Astérix and his friend Obélix use their wits to resist the Roman force anxious to occupy their village.  Astérix is short, a warrior using intelligence, helped by Obélix with his supernatural strength.

The point is that Goscinny, the author of Astérix, the emblem of France, was Jewish, born in 1926 in Paris of Polish and Ukrainian Jewish immigrants, spending a childhood in Argentina, a brief career in New York, and then the return to Paris.  He was the outsider, the underdog, who succeeded in his career and was both a patriotic and dedicated Frenchman and a proud secular Jew.

Goscinny, some of whose relatives were murdered at Auschwitz, died on November 5, 1977 and is buried in the Jewish Cemetery in Nice.  He left a major part of his legacy to the chief rabbinate of France.  He was not a devout Jew, but he was an admirer of the State of Israel and did visit Jerusalem the year he died and prayed at the Western Wall.  His colleague Udezo drew a post, a cartoon of him as Saul Ben Epishul, later published as Astérix and Jerusalem of Gold.

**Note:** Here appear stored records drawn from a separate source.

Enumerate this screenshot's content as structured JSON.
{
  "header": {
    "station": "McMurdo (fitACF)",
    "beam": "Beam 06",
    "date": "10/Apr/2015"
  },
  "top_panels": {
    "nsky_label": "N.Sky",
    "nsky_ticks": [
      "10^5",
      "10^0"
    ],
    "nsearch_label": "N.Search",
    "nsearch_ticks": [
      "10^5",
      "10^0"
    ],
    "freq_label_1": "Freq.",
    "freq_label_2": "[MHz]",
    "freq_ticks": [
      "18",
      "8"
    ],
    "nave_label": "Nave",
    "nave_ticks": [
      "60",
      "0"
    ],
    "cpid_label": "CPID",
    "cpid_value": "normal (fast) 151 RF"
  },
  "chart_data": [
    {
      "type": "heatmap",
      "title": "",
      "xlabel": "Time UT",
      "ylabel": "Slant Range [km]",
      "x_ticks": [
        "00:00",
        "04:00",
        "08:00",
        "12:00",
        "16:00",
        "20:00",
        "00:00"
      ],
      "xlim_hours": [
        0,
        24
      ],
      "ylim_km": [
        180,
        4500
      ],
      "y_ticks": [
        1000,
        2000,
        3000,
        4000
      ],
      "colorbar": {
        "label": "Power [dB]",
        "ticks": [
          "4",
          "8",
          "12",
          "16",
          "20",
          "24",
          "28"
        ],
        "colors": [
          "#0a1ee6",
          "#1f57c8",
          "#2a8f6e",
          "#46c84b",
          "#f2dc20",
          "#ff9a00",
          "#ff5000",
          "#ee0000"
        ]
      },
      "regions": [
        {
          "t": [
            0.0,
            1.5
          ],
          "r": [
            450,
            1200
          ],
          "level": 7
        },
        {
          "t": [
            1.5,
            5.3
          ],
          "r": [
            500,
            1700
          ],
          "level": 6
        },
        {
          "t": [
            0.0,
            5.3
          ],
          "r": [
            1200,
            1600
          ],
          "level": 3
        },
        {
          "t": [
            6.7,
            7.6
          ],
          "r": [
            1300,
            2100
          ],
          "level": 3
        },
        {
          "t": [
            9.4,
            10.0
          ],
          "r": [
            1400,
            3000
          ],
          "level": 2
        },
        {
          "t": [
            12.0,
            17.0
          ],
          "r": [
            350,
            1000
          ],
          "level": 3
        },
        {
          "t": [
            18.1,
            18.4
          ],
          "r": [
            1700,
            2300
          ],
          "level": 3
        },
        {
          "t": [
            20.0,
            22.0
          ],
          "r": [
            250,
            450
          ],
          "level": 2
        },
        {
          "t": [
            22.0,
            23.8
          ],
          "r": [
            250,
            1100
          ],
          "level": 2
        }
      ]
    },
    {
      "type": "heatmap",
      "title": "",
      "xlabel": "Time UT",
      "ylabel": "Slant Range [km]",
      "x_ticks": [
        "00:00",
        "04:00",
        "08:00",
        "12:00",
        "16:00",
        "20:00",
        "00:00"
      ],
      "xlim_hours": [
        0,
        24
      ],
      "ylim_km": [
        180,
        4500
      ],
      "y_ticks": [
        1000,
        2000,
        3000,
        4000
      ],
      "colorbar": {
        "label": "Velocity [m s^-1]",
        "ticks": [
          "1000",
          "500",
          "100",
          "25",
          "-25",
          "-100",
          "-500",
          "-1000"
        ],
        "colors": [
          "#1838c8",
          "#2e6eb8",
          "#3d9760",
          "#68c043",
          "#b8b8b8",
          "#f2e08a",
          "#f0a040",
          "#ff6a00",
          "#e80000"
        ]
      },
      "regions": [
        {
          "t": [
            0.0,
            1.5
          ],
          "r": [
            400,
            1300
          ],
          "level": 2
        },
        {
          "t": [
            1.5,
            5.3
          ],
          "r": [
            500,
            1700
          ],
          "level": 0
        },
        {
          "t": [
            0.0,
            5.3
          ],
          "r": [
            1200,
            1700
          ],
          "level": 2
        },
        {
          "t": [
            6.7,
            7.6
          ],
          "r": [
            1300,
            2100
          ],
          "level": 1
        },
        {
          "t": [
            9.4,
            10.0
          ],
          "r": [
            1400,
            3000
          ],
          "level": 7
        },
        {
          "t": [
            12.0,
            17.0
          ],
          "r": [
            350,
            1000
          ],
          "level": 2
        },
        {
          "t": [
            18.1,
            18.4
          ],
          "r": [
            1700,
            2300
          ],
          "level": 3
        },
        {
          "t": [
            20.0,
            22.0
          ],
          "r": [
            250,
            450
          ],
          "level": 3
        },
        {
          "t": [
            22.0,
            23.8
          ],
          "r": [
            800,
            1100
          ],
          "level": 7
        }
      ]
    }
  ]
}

By coincidence, the brilliant literary translator Anthea Bell died in Cambridge, England on October 18, 2018 at age of 82.  Bell translated into English over 250 works in French, German, and Danish, and many important authors – Kafka, Freud, Zweig.  She had the Gaul to translate Astérix into English with extraordinary wordplay and good humor, perhaps at times even improving on the original French.  Who else would name a Roman centurion Crismus Bonus or a druid Getafix, who brews potions, or the dog Dogmatix or a mercenary Selectemployment tax, or a Gaul always mad at her husband Impedimenta?

Astérix is honored in France, including in an amusement park, Parc Astérix, 30 miles north of Paris.  Goscinny should remain remembered and honored for his singular contribution as a Jew to French literature and patriotic affirmation.